Duas perguntas que, nos tempos atuais, adquirem uma relevância sem precedentes. Primeira, qual a distância que separa um casal, digamos, na faixa dos 30 a 40 anos, e seus filhos adolescentes ou jovens?
Segunda, qual a distância que separa esse mesmo casal e seus próprios pais, às portas da terceira idade? Tal distância entre uma geração e outra, ao longo da história, sempre foi mais ou menos significativa e quase sempre geradora de não poucas tensões e apreensões. Atualmente, porém, com a revolução dos costumes, dos valores e das comunicações – com particular destaque para o surgimento da Internet e das redes sociais – semelhante fissura entre pais e filhos vem ganhando as proporções de um verdadeiro abismo. Os atritos e conflitos, antes contornáveis, com frequência crescente convertem-se em aberta ruptura.

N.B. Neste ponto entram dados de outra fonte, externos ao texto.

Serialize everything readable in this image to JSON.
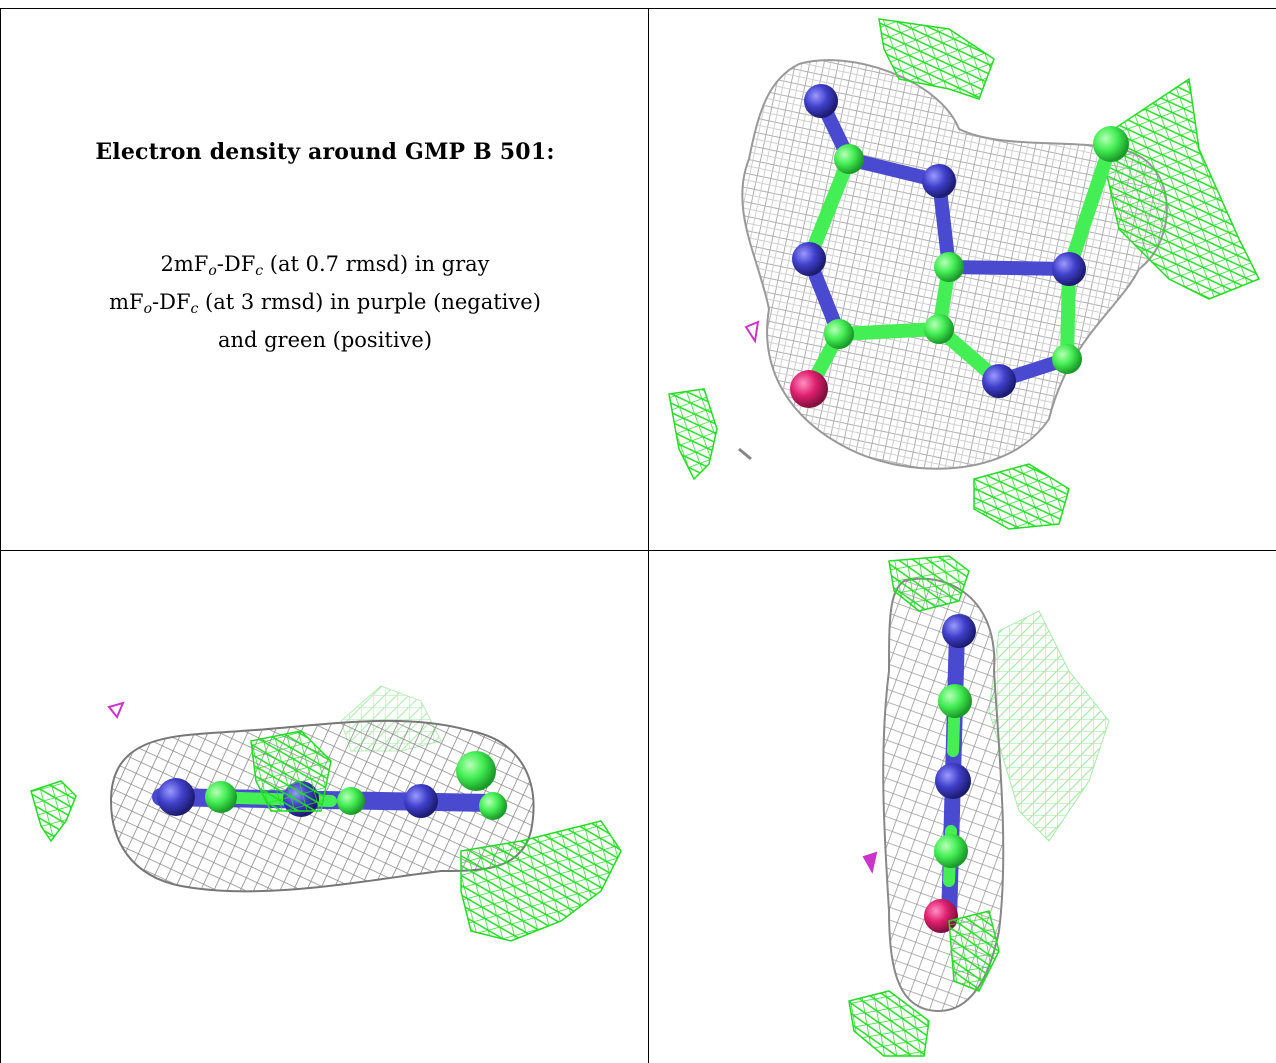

Emergem inevitavelmente outras interrogações. Que sabe sobre a experiência de seus país a “geração.com” dos internautas? E aqueles, por sua vez, que sabem sobre as inquietudes e novidades destes últimos? Enquanto para uns a memória é uma espécie de baú cheio de coisas enferrujadas e de valor duvidoso, para outros o presente torna-se um terreno minado, que em cada esquina esconde desconhecidas ameaças. Os
primeiros não conhecem e nem fazer questão de conhecer o desenrolar dos fatos históricos, com suas causas e efeitos; ao passo que para os segundos o passado representa uma fortaleza de refúgio diante dos perigos que nos espreitam por todo o lado e a todo momento. Uma geração tende a absolutizar o “aqui e agora” como fonte de vida, energia, prazer, alegria e relacionamentos sempre inovadores, beirando não raro o hedonismo puro e simples. A outra, tende a cultivar e recriar o “paraíso perdido”, onde tudo parecia caminhar sobre os trilhos, estacionando por vezes num saudosismo mórbido e doentio.

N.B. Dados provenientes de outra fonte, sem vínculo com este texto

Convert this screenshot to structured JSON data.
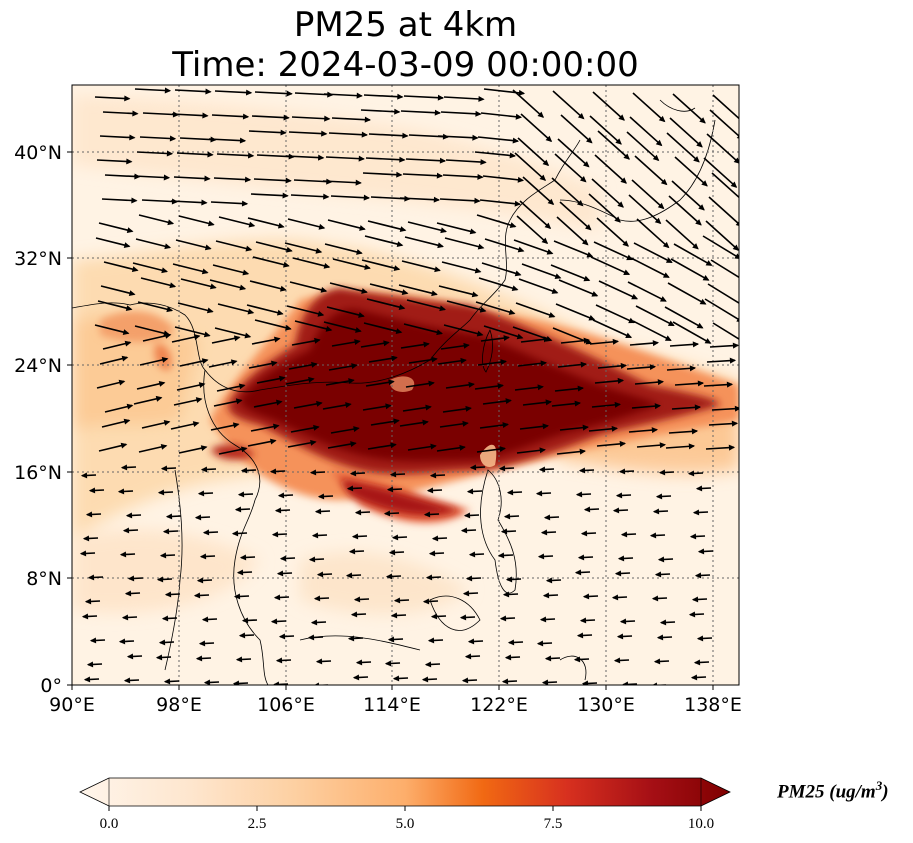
{
  "title_line1": "PM25 at 4km",
  "title_line2": "Time: 2024-03-09 00:00:00",
  "map": {
    "lon_range": [
      90,
      140
    ],
    "lat_range": [
      0,
      45
    ],
    "x_ticks": [
      "90°E",
      "98°E",
      "106°E",
      "114°E",
      "122°E",
      "130°E",
      "138°E"
    ],
    "y_ticks": [
      "0°",
      "8°N",
      "16°N",
      "24°N",
      "32°N",
      "40°N"
    ],
    "gridlines": true
  },
  "colorbar": {
    "label": "PM25 (ug/m",
    "label_sup": "3",
    "label_close": ")",
    "ticks": [
      "0.0",
      "2.5",
      "5.0",
      "7.5",
      "10.0"
    ],
    "min": 0,
    "max": 10,
    "colors": [
      "#fff5eb",
      "#fdd49e",
      "#fdae6b",
      "#f16913",
      "#d7301f",
      "#a50f15",
      "#7f0000"
    ]
  }
}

Nessa perspectiva, hoje em dia que significa uma herança ou patrimônio cultural que, no decorrer das décadas, vai passando de pais para filhos (se é que ainda podemos falar nesses termos)? O legado de uma geração a outra parece ter-se convertido num diálogo de surdos, ou na mesmice dos monólogos sobrepostos.
Falam mas são desprovidos de audição. Não aprenderam a escutar. Água e azeite que, dentro do mesmo recipiente, coexistem um ao lado do outro, mas não se misturam e não se confrontam. Uma lacuna toma o lugar de uma ponte que, em tempos idos, mesmo se tênue e frágil, ligava as duas margens. Um vazio mudo
ou ensurdecedor instalou-se como intruso no meio da sala, o qual responde pelo nome, preferivelmente em inglês, do último lançamento na área das telecomunicações… A novidade da moda destronou a chama viva da memória.
Mas tal atitude vai além das famílias. Mutatis mutandi, o mesmo se nota, por exemplo, nas comunidades de vida consagrada, nas escolas entre professores e alunos e nas relações amorosas. Embora cerrando portas e janelas aos ventos contemporâneos, as novidades encontram um modo sorrateiro de penetrar em tais
ambientes. Também neste caso as gerações, em lugar do diálogo, da abertura e dos encontros reciprocamente enriquecedores, cultivam um distanciamento progressivo. Alguns insistem em isolar-se, encastelando-se na torre do passado, contra os produtos inquietantes da modernidade e da pós modernidade.
Outros empenham-se em desfrutar tudo aquilo que o presente pode oferecer, numa corrida frenética e obsessiva aos bens da moda e de um consumismo sem freios. O patrimônio cultural e religioso acaba sendo atropelado pela avalanche de ideias inovadoras, as quais revelam-se muitas vezes efêmeras, provisórias e
voláteis. O tempo entre a posse, o tédio e o descarte das coisas adquiridas (ou das pessoas com quem nos relacionamos), reduz-se na proporção inversa do número de modelos oferecidos pelo mercado.
Na família ou na comunidade religiosa, raras são as pontes, raras as formas de comunicação entre uma geração e outra. Prevalecem os muros, os entraves, os monólogos, o mutismo, fechamento… Mas prevalece sobretudo a cultura do self service. O grupo convive sob o mesmo teto, mas encontra-se privado de uma
referência sólida e central, vinculada a uma tradição de valores. Cada um é convidado a fazer o próprio prato.
Entre os produtos, ideias, valores e expressões que circulam como “moda do momento”, escolhe os ingredientes que melhor lhe agradam, tempera-os com uma boa dose de prazer, saciando a própria fome e sede. Mas a fome e a sede voltarão a manifestar-se… e em breve!